Argonne National Lab biologists Philip Laible (pictured) and Deborah Hanson, R&D 100 award recipients, developed a system that uses photosynthetic bacteria (Rhodobacter) to create much larger amounts of membrane protein than was ever before available, driving down production costs and making studies of membrane proteins easier both in terms of scalability and purification. | Photo by Wes Agresta, Argonne National Laboratory.
From high efficiency solar cells to nanoscale manufacturing, Energy Department researchers continue to demonstrate the immense promise of the National Labs -- taking home 36 out of 100 awards at this year's R&D 100, the "Oscars of Innovation."
The R&D 100 awards, presented by R&D Magazine, are given annually in recognition of exceptional new products or processes that were developed and introduced into the marketplace during the previous year. To be eligible for an award, the technology or process has to be in working and marketable condition -- no proof of concept prototypes are allowed -- and had to be first available for purchase or licensing during 2012.
Tech transfer is the process by which lab technologies and innovations make their way to market. By licensing patents or using Energy Department facilities, private companies and academia are able to take advantage of federal investments into basic science research, while lab researchers are able to ensure that their discoveries have a life beyond the lab.
Since 1962, when the annual competition began, Energy Department national laboratories have received over 800 R&D 100 awards.
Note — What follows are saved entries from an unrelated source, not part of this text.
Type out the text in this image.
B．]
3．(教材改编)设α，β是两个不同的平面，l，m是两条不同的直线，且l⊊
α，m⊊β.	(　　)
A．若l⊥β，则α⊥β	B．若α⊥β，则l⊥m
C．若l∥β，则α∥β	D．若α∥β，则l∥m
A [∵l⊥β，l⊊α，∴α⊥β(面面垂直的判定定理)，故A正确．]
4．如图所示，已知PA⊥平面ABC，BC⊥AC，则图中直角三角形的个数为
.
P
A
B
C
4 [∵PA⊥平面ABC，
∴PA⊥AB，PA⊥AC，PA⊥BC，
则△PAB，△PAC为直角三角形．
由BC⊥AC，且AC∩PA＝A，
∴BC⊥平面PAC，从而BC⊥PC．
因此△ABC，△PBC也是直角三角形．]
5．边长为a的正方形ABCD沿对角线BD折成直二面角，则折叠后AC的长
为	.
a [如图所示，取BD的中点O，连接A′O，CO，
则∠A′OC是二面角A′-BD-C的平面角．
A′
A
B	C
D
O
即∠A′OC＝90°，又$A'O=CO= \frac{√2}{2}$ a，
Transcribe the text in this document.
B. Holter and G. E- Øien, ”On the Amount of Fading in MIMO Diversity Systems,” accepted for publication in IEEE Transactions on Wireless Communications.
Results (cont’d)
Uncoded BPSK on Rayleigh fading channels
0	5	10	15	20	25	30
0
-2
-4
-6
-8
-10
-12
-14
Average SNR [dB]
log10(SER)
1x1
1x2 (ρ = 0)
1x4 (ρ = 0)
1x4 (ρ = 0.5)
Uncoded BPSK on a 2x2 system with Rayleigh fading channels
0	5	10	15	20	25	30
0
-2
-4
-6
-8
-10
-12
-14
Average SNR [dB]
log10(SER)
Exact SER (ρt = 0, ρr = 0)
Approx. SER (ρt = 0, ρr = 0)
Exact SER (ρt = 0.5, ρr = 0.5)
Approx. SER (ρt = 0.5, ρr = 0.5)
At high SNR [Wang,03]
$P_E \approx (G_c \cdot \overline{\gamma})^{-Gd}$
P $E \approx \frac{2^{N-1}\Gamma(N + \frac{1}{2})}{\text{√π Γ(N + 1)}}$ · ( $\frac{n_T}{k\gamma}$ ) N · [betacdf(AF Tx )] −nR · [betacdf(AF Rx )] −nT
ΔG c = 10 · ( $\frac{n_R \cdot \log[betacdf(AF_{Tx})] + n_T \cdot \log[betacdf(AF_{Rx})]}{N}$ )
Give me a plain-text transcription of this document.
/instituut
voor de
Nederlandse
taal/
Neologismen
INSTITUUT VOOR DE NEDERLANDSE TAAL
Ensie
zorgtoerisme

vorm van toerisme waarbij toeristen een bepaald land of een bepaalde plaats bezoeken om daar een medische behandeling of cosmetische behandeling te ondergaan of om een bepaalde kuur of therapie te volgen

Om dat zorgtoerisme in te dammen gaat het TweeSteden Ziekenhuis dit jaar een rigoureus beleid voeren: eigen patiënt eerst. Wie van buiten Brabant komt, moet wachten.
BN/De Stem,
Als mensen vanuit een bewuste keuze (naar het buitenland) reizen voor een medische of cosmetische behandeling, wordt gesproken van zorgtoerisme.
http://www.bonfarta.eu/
The awards are selected by an independent panel of judges based on the technical significance, uniqueness and usefulness of projects and technologies from across industry, government and academia.
Over the next week, we'll be highlighting some of the 2013 recipients of the R&D 100 awards -- from energy efficient technologies developed at the National Renewable Energy Laboratory to innovative national security technologies developed at Los Alamos National Laboratory.
Not only are the National Labs and their awardees advancing scientific innovation, they are also increasing US economic competitiveness and continuing a tradition of serving as test beds for the development and deployment of new technologies.